Çubuk'ta ikinci perde: Çocuklar sanık sandalyesinde!

Bugün Türkiye yakın siyasi tarihinin en önemli linç girişimi olayı ile ilgili 10 çocuk sanık sandalyesinde oturacak!

CHP Lideri Kemal Kılıçdaroğlu’nun, Çubuk’ta uğradığı linç girişimine ilişkin dava bu hafta başladı. Kılıçdaroğlu’na linç girişimi 21 Nisan 2019’da gerçekleşmişti, davanın açılması ise tam bir buçuk yılı buldu.

Bu bir buçuk yılda Türkiye’de,

Sokak ortasında bir milletvekili dört beş kişinin fiziksel saldırısına uğradı,

Bir mafya ağası ana muhalefet partisi liderini alenen tehdit etti,

Türkiye’nin en büyük kentinin belediye başkanına bir suikast hazırlığı olduğu ortaya çıktı.

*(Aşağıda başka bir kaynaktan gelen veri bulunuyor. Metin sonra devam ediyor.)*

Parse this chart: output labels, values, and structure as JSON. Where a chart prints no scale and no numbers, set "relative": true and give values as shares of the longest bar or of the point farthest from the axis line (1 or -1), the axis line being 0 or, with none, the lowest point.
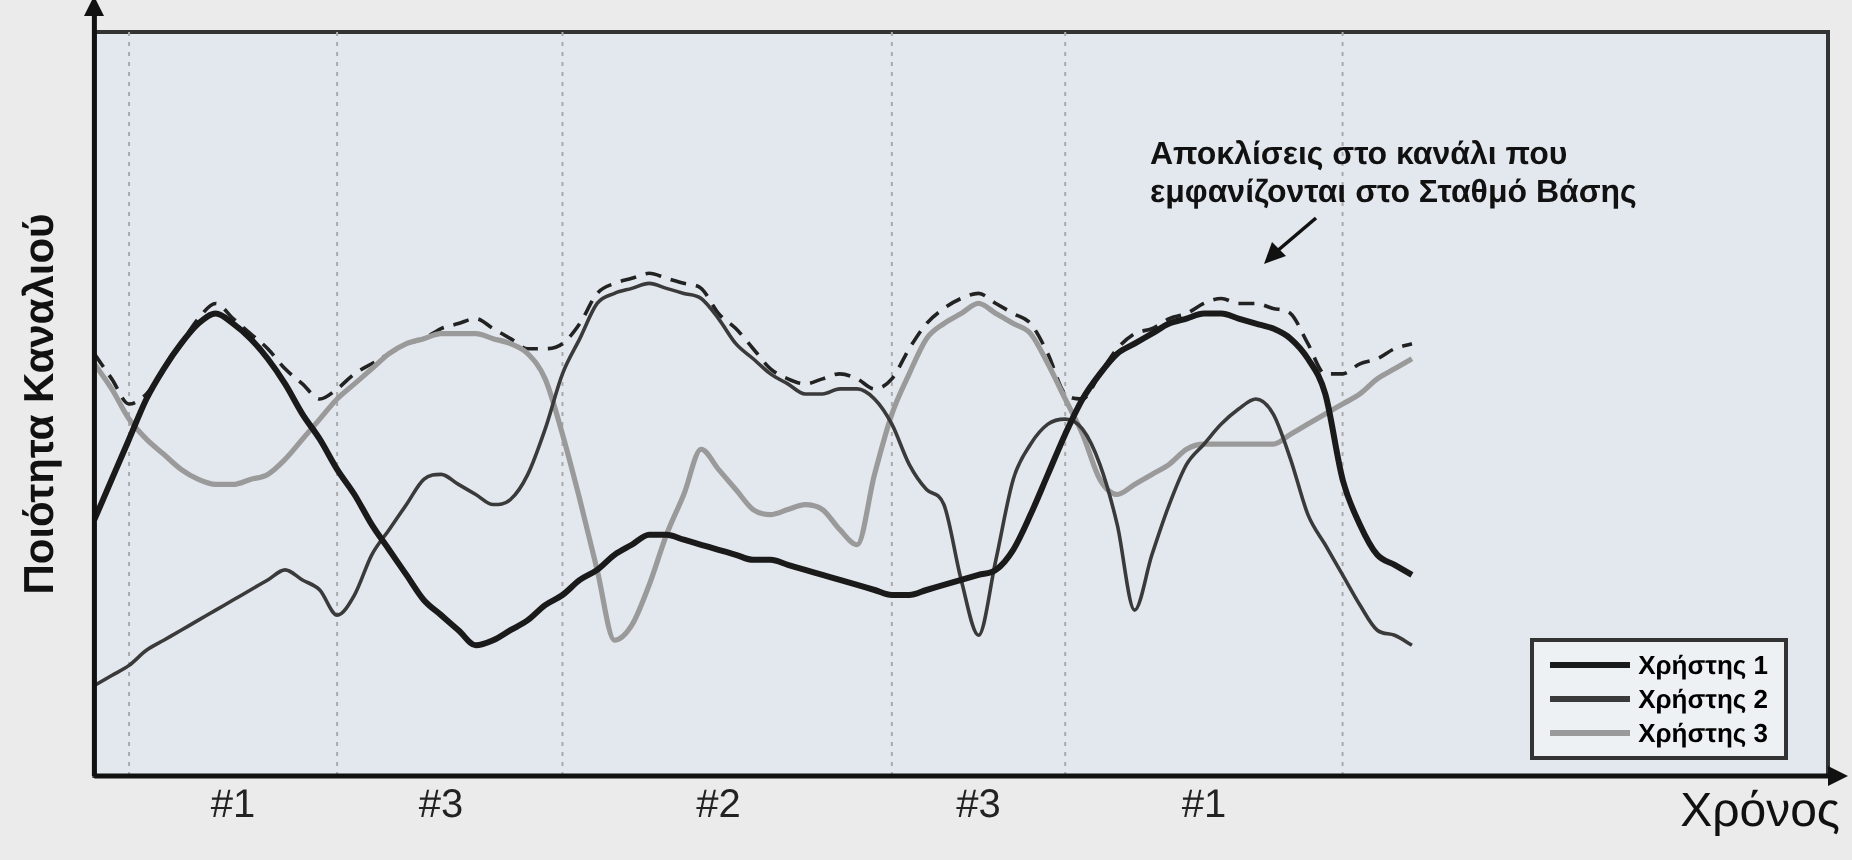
{
  "chart_data": {
    "type": "line",
    "relative": true,
    "xlabel": "Χρόνος",
    "ylabel": "Ποιότητα Καναλιού",
    "categories": [
      null,
      null,
      null,
      null,
      null,
      null,
      null,
      null,
      "#1",
      null,
      null,
      null,
      null,
      null,
      null,
      null,
      null,
      null,
      null,
      null,
      "#3",
      null,
      null,
      null,
      null,
      null,
      null,
      null,
      null,
      null,
      null,
      null,
      null,
      null,
      null,
      null,
      "#2",
      null,
      null,
      null,
      null,
      null,
      null,
      null,
      null,
      null,
      null,
      null,
      null,
      null,
      null,
      "#3",
      null,
      null,
      null,
      null,
      null,
      null,
      null,
      null,
      null,
      null,
      null,
      null,
      "#1",
      null,
      null,
      null,
      null,
      null,
      null,
      null,
      null,
      null,
      null,
      null,
      null,
      null,
      null,
      null,
      null,
      null,
      null,
      null,
      null,
      null,
      null,
      null,
      null,
      null,
      null,
      null,
      null,
      null,
      null,
      null,
      null,
      null,
      null,
      null,
      null
    ],
    "grid": false,
    "legend": "bottom right",
    "marker": "none",
    "line_style": "solid",
    "series": [
      {
        "name": "Χρήστης 1",
        "color": "#1a1a1a",
        "values": [
          0.51,
          0.59,
          0.67,
          0.75,
          0.81,
          0.86,
          0.9,
          0.92,
          0.9,
          0.87,
          0.83,
          0.78,
          0.72,
          0.67,
          0.61,
          0.56,
          0.5,
          0.45,
          0.4,
          0.35,
          0.32,
          0.29,
          0.26,
          0.27,
          0.29,
          0.31,
          0.34,
          0.36,
          0.39,
          0.41,
          0.44,
          0.46,
          0.48,
          0.48,
          0.47,
          0.46,
          0.45,
          0.44,
          0.43,
          0.43,
          0.42,
          0.41,
          0.4,
          0.39,
          0.38,
          0.37,
          0.36,
          0.36,
          0.37,
          0.38,
          0.39,
          0.4,
          0.41,
          0.45,
          0.52,
          0.6,
          0.68,
          0.75,
          0.8,
          0.84,
          0.86,
          0.88,
          0.9,
          0.91,
          0.92,
          0.92,
          0.91,
          0.9,
          0.89,
          0.87,
          0.83,
          0.76,
          0.59,
          0.5,
          0.44,
          0.42,
          0.4,
          null,
          null,
          null,
          null,
          null,
          null,
          null,
          null,
          null,
          null,
          null,
          null,
          null,
          null,
          null,
          null,
          null,
          null,
          null,
          null,
          null,
          null,
          null,
          null
        ]
      },
      {
        "name": "Χρήστης 2",
        "color": "#3a3a3a",
        "values": [
          0.18,
          0.2,
          0.22,
          0.25,
          0.27,
          0.29,
          0.31,
          0.33,
          0.35,
          0.37,
          0.39,
          0.41,
          0.39,
          0.37,
          0.32,
          0.36,
          0.44,
          0.49,
          0.54,
          0.59,
          0.6,
          0.58,
          0.56,
          0.54,
          0.55,
          0.6,
          0.69,
          0.8,
          0.87,
          0.94,
          0.96,
          0.97,
          0.98,
          0.97,
          0.96,
          0.95,
          0.91,
          0.86,
          0.83,
          0.8,
          0.78,
          0.76,
          0.76,
          0.77,
          0.77,
          0.75,
          0.7,
          0.62,
          0.57,
          0.54,
          0.39,
          0.28,
          0.43,
          0.59,
          0.66,
          0.7,
          0.71,
          0.69,
          0.62,
          0.5,
          0.33,
          0.44,
          0.54,
          0.62,
          0.66,
          0.7,
          0.73,
          0.75,
          0.72,
          0.63,
          0.52,
          0.46,
          0.4,
          0.34,
          0.29,
          0.28,
          0.26,
          null,
          null,
          null,
          null,
          null,
          null,
          null,
          null,
          null,
          null,
          null,
          null,
          null,
          null,
          null,
          null,
          null,
          null,
          null,
          null,
          null,
          null,
          null,
          null
        ]
      },
      {
        "name": "Χρήστης 3",
        "color": "#9a9a9a",
        "values": [
          0.82,
          0.77,
          0.71,
          0.67,
          0.64,
          0.61,
          0.59,
          0.58,
          0.58,
          0.59,
          0.6,
          0.63,
          0.67,
          0.71,
          0.75,
          0.78,
          0.81,
          0.84,
          0.86,
          0.87,
          0.88,
          0.88,
          0.88,
          0.87,
          0.86,
          0.84,
          0.79,
          0.68,
          0.55,
          0.41,
          0.27,
          0.3,
          0.38,
          0.48,
          0.56,
          0.65,
          0.61,
          0.57,
          0.53,
          0.52,
          0.53,
          0.54,
          0.53,
          0.49,
          0.46,
          0.6,
          0.72,
          0.8,
          0.87,
          0.9,
          0.92,
          0.94,
          0.92,
          0.9,
          0.88,
          0.82,
          0.75,
          0.68,
          0.59,
          0.56,
          0.58,
          0.6,
          0.62,
          0.65,
          0.66,
          0.66,
          0.66,
          0.66,
          0.66,
          0.68,
          0.7,
          0.72,
          0.74,
          0.76,
          0.79,
          0.81,
          0.83,
          null,
          null,
          null,
          null,
          null,
          null,
          null,
          null,
          null,
          null,
          null,
          null,
          null,
          null,
          null,
          null,
          null,
          null,
          null,
          null,
          null,
          null,
          null,
          null
        ]
      },
      {
        "color": "#222222",
        "line_style": "dashed",
        "values": [
          0.84,
          0.79,
          0.74,
          0.76,
          0.81,
          0.86,
          0.91,
          0.94,
          0.91,
          0.88,
          0.85,
          0.81,
          0.78,
          0.75,
          0.77,
          0.8,
          0.82,
          0.84,
          0.86,
          0.87,
          0.89,
          0.9,
          0.91,
          0.89,
          0.87,
          0.85,
          0.85,
          0.86,
          0.9,
          0.96,
          0.98,
          0.99,
          1,
          0.99,
          0.98,
          0.97,
          0.92,
          0.89,
          0.85,
          0.81,
          0.79,
          0.78,
          0.79,
          0.8,
          0.79,
          0.77,
          0.79,
          0.85,
          0.9,
          0.93,
          0.95,
          0.96,
          0.94,
          0.92,
          0.9,
          0.84,
          0.76,
          0.75,
          0.8,
          0.85,
          0.88,
          0.89,
          0.91,
          0.92,
          0.94,
          0.95,
          0.94,
          0.94,
          0.93,
          0.92,
          0.86,
          0.8,
          0.8,
          0.82,
          0.83,
          0.85,
          0.86,
          null,
          null,
          null,
          null,
          null,
          null,
          null,
          null,
          null,
          null,
          null,
          null,
          null,
          null,
          null,
          null,
          null,
          null,
          null,
          null,
          null,
          null,
          null,
          null
        ]
      }
    ],
    "annotations": [
      "Αποκλίσεις στο κανάλι που εμφανίζονται στο Σταθμό Βάσης"
    ]
  }
}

Kılıçdaroğlu’na yönelik Çubuk’taki linç girişimi öyle dehşet vericiydi ki;

Bu dehşetengiz manzaraya karşın 46 şüpheliden birinin bile tutuklanmaması, soruşturma savcısının olayı ağırdan alması, davanın açılmasının bir buçuk yıl gibi uzun bir süreye yayılması, İçişleri Bakanlığı başta olmak üzere iktidarın bu linç girişimini sadece CHP’ye yönelik bir öfke şeklinde göstererek küçültmeye çalışması,

Demokrasi karşıtı ne kadar hücre varsa uyandırıp, hepimizin üzerine kara bir örtü olarak serilmesine neden oldu.

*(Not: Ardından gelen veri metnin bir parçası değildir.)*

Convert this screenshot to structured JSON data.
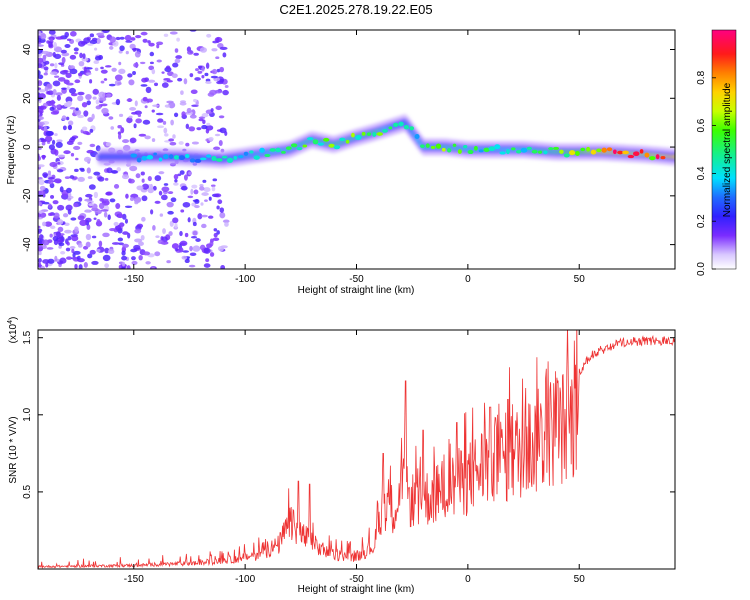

Türkiye, bu linç girişimine yönelik cezasızlık karşısında hemen her gün hukuk dışı aktörlerin tehditvari tutumları karşısında kaygı ve korku dolu bir toplumun fotoğrafını tartışıyor.

Pazartesi günü Çubuk Adliyesi’nde yaşananlara bakılırsa, bu ve benzeri fotoğrafları tartışmaya da devam edeceğiz.

Öncelikle duruşmanın yapıldığı gün Çubuk Adliyesi ve etrafında alınan güvenlik önlemleri çok dikkat çekiciydi. Mahkemeye izleyici olarak gelen milletvekillerinin hepsinin isimleri önceden bildirilmişti. Emniyet’in elinde bir liste vardı ve listede gelenlerin isimleri kontrol edilerek içeri alınıyorlardı. Gelenlerin hepsinin ağzından aynı cümleler dökülüyordu:

"Cenaze günü bu önlemler alınsaydı, bu olaylar yaşanmayacaktı!"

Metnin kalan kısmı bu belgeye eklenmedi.